3. The "Shape-Shifting" Crowd (Individual Heterogeneity)

Not everyone leaves the same paper trail. A student might show up in "University Records" but not "Tax Records." A retiree might show up in "Pension Records" but not "Job Records."

The paper introduces a Finite Mixture Model. Think of this as sorting the crowd into different "personas" or "types."

  • Type A: The "Active Worker" who leaves a trail in almost every register.
  • Type B: The "Quiet Resident" who only shows up in family income records.

The model learns that just because someone isn't in the "Job" register, it doesn't mean they are gone; they might just be "Type B." This prevents the model from accidentally counting active workers as missing people.

4. The "Super-Computer" Trick (Bag of Little Bootstraps)

The dataset is massive—over 700,000 people tracked over 14 years. Running complex math on this much data usually takes forever, like trying to count every grain of sand on a beach one by one.

The authors use a technique called Bag of Little Bootstraps (BLB).

  • The Analogy: Imagine you want to know the average weight of all the apples in a giant warehouse. Instead of weighing every single apple (which takes days), you grab a few small handfuls (subsets), weigh them, and then use a clever math trick to simulate what would happen if you weighed the whole warehouse a thousand times.
  • This allows them to calculate the "margin of error" (how confident they are in their numbers) without needing a supercomputer to run for a month.

5. The Swedish Case Study: The "Over-Count" Mystery

The authors tested this on Swedish data. Sweden has a great system where everyone must register to live there. But, many people move away and forget to "de-register."
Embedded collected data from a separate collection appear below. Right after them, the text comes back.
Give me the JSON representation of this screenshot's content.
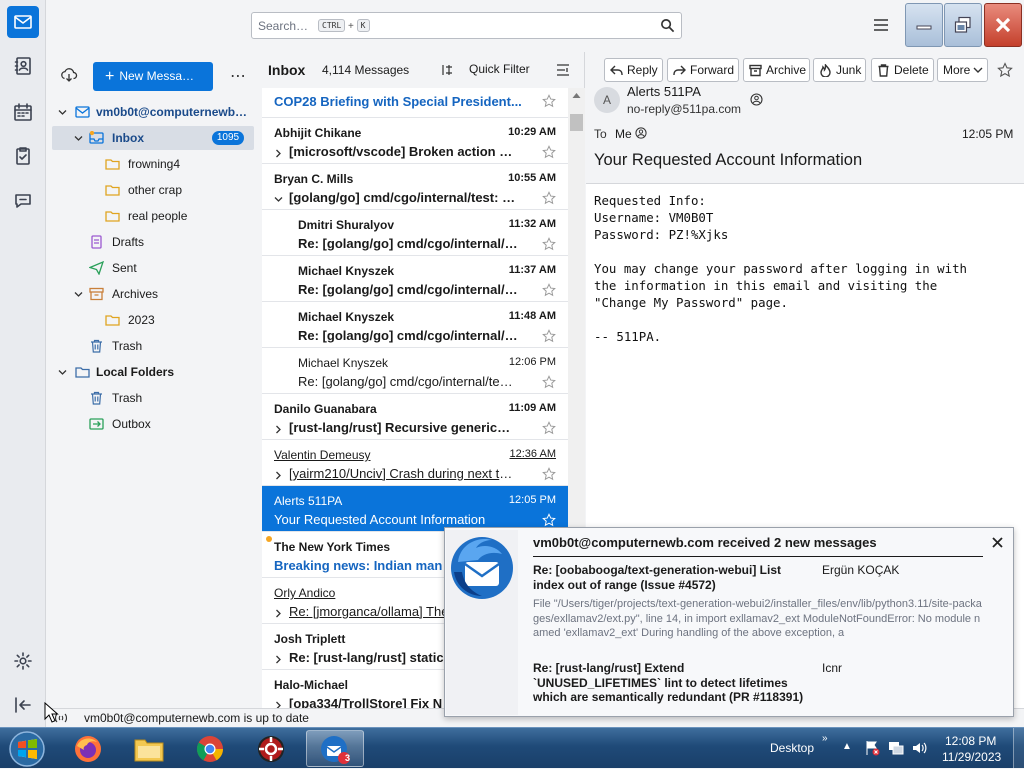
{
  "search": {
    "placeholder": "Search…",
    "key1": "CTRL",
    "plus": "+",
    "key2": "K"
  },
  "folders": {
    "new_message": "New Messa…",
    "account": "vm0b0t@computernewb.com",
    "account_short": "vm0b0t@computernewb…",
    "items": [
      {
        "label": "Inbox",
        "count": "1095"
      },
      {
        "label": "frowning4"
      },
      {
        "label": "other crap"
      },
      {
        "label": "real people"
      },
      {
        "label": "Drafts"
      },
      {
        "label": "Sent"
      },
      {
        "label": "Archives"
      },
      {
        "label": "2023"
      },
      {
        "label": "Trash"
      }
    ],
    "local_folders": "Local Folders",
    "local_items": [
      {
        "label": "Trash"
      },
      {
        "label": "Outbox"
      }
    ]
  },
  "thread": {
    "title": "Inbox",
    "count": "4,114 Messages",
    "quick_filter": "Quick Filter",
    "rows": [
      {
        "from": "",
        "time": "",
        "subject": "COP28 Briefing with Special President..."
      },
      {
        "from": "Abhijit Chikane",
        "time": "10:29 AM",
        "subject": "[microsoft/vscode] Broken action me..."
      },
      {
        "from": "Bryan C. Mills",
        "time": "10:55 AM",
        "subject": "[golang/go] cmd/cgo/internal/test: c..."
      },
      {
        "from": "Dmitri Shuralyov",
        "time": "11:32 AM",
        "subject": "Re: [golang/go] cmd/cgo/internal/t..."
      },
      {
        "from": "Michael Knyszek",
        "time": "11:37 AM",
        "subject": "Re: [golang/go] cmd/cgo/internal/t..."
      },
      {
        "from": "Michael Knyszek",
        "time": "11:48 AM",
        "subject": "Re: [golang/go] cmd/cgo/internal/t..."
      },
      {
        "from": "Michael Knyszek",
        "time": "12:06 PM",
        "subject": "Re: [golang/go] cmd/cgo/internal/test: ..."
      },
      {
        "from": "Danilo Guanabara",
        "time": "11:09 AM",
        "subject": "[rust-lang/rust] Recursive generics (I..."
      },
      {
        "from": "Valentin Demeusy",
        "time": "12:36 AM",
        "subject": "[yairm210/Unciv] Crash during next turn..."
      },
      {
        "from": "Alerts 511PA",
        "time": "12:05 PM",
        "subject": "Your Requested Account Information"
      },
      {
        "from": "The New York Times",
        "time": "",
        "subject": "Breaking news: Indian man"
      },
      {
        "from": "Orly Andico",
        "time": "",
        "subject": "Re: [jmorganca/ollama] The"
      },
      {
        "from": "Josh Triplett",
        "time": "",
        "subject": "Re: [rust-lang/rust] static"
      },
      {
        "from": "Halo-Michael",
        "time": "",
        "subject": "[opa334/TrollStore] Fix N"
      }
    ]
  },
  "message": {
    "buttons": [
      "Reply",
      "Forward",
      "Archive",
      "Junk",
      "Delete",
      "More"
    ],
    "avatar_letter": "A",
    "from_name": "Alerts 511PA",
    "from_email": "no-reply@511pa.com",
    "to_label": "To",
    "to_value": "Me",
    "time": "12:05 PM",
    "subject": "Your Requested Account Information",
    "body": "Requested Info:\nUsername: VM0B0T\nPassword: PZ!%Xjks\n\nYou may change your password after logging in with\nthe information in this email and visiting the\n\"Change My Password\" page.\n\n-- 511PA."
  },
  "notification": {
    "title": "vm0b0t@computernewb.com received 2 new messages",
    "items": [
      {
        "subject": "Re: [oobabooga/text-generation-webui] List index out of range (Issue #4572)",
        "sender": "Ergün KOÇAK",
        "preview": "File \"/Users/tiger/projects/text-generation-webui2/installer_files/env/lib/python3.11/site-packages/exllamav2/ext.py\", line 14, in import exllamav2_ext ModuleNotFoundError: No module named 'exllamav2_ext' During handling of the above exception, a"
      },
      {
        "subject": "Re: [rust-lang/rust] Extend `UNUSED_LIFETIMES` lint to detect lifetimes which are semantically redundant (PR #118391)",
        "sender": "Icnr",
        "preview": ""
      }
    ]
  },
  "status": {
    "text": "vm0b0t@computernewb.com is up to date"
  },
  "taskbar": {
    "desktop": "Desktop",
    "time": "12:08 PM",
    "date": "11/29/2023",
    "badge": "3"
  },
  "colors": {
    "accent": "#0a74da",
    "unread_blue": "#1565c0",
    "folder_yellow": "#f5c342"
  }
}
  • The Old Way: Count everyone still on the list. Result: You think there are more people living there than there actually are (Overcoverage).
  • The New Way: The model spots the "ghosts." It sees people who haven't worked or paid taxes in years but are still on the family income list. It correctly identifies them as "Abroad."

The Result: The model found that the "Overcoverage" (people on the list who aren't actually there) was higher than previously thought, especially for certain groups like people from Denmark or Norway who move back and forth frequently.

Why Does This Matter?

If a government thinks there are 100,000 people in a city but there are actually only 90,000, they might build too many schools or hospitals, wasting money. Or, if they think there are fewer people than there are, they might not provide enough resources.

This paper gives statisticians a powerful, flexible lens to see through the noise of administrative data. It separates the real people from the "ghosts" left behind by bureaucracy, giving us a much clearer picture of how populations really move, grow, and shrink.

In short: It's like upgrading from a blurry, static photo of a crowd to a high-definition, 3D movie that tracks every individual's movement, even when they try to hide in the shadows.